Si l’Algérie jouait l’Euro 2016 je serais pour elle. Parce que c’est
plus que du foot. Car si l’Algérie jouait l’Euro 2016 on aurait eu
droit, comme pour les Coupes du Monde, aux déclarations racistes sur les
potentiels « actes d’incivilité » des supporters algériens. On aurait
eu sûrement droit à des quartiers quadrillés par la police pour « éviter
les débordements ». On aurait peut-être même eu Christian Estrosi qui,
comme en 2014 lors de la Coupe du Monde au Brésil, aurait publié un
décret anti-drapeaux étrangers (visant en réalité le drapeau algérien).
C’est plus que du foot et les vieilles habitudes coloniales ne
partent pas toutes seules. Réprimer les « colonisés de l’intérieur »
c’est un attribut central du racisme structurel en France. Réprimer les
millions de travailleurs étrangers ou descendants d’étrangers (même si
l’on parle de deuxième ou troisième génération !) est central pour le
capitalisme français. Et quand on dit réprimer il s’agit de réprimer
tous les aspects de la vie, même lors des fêtes, des moments de
convivialité.
Et s’il y en a qui ont un doute là-dessus, il suffit de comparer
l’attitude de la presse, du gouvernement et de la police face aux
supporters européens qui, eux aussi, « font la fête » actuellement pour
l’Euro. Le bruit, les rues envahies d’ordures, de bouteilles, les
bagarres et parfois même les actes odieux (comme celui des supporters anglais humiliant des enfants rrom à Lille)…
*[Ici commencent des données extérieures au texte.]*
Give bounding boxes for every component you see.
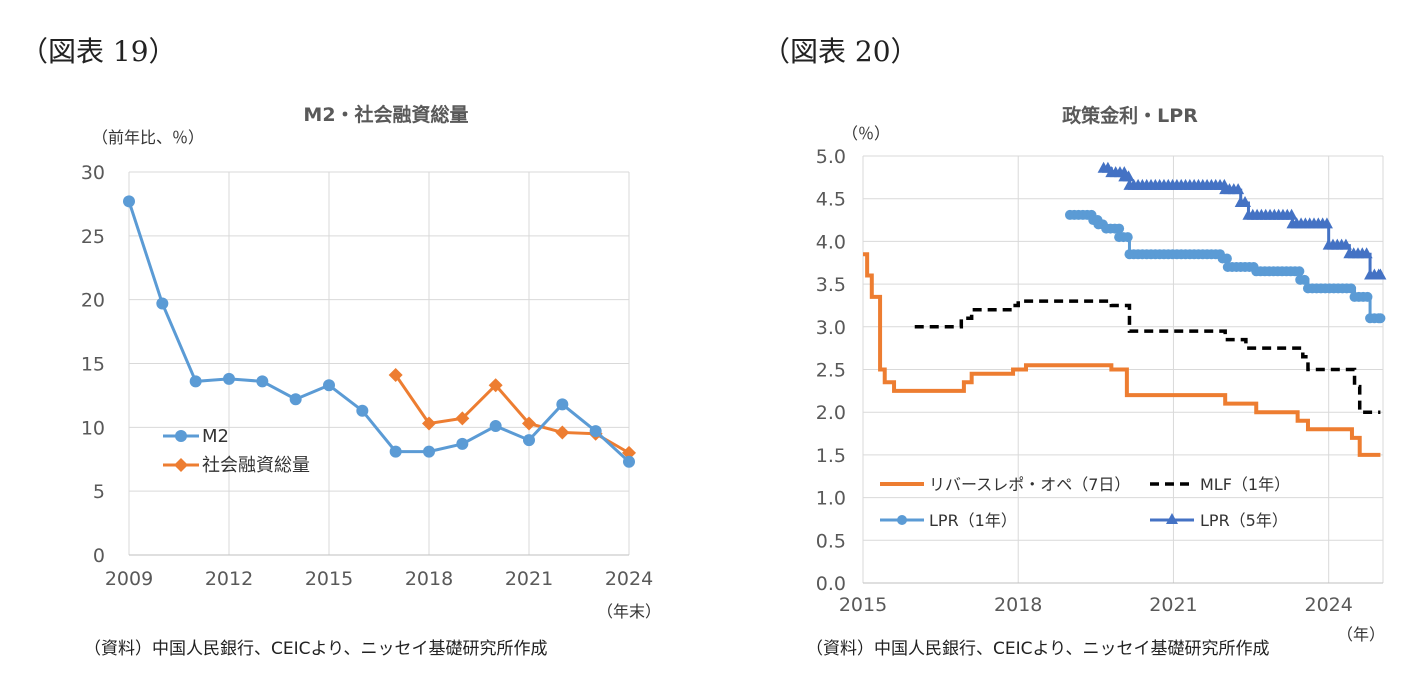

Aucune de ces « perturbations » liées au tournoi européen ne vont être
traitées avec autant de haine raciste et de volonté de stigmatisation
dans la presse que les « débordements » des supporters algériens.
En attendant le jour où l’équipe d’Algérie jouera l’Euro (et la
gagnera), nous continuerons à soutenir et à nous battre aux côtés de nos
sœurs et frères de classe qui subissent au quotidien le racisme d’un
Etat impérialiste qui a encore du mal à digérer la défaite que le peuple
algérien lui a imposé en 1962 ! Face au revanchisme colonialiste
français nous continuerons à chanter « One, Two, Three : Viva l’Algérie ! »,
jusqu’au jour où on se débarrassera de ces frontières réactionnaires et
on construira une réelle amitié et fraternité entre tous les peuples,
débarrassés de l’oppression impérialiste.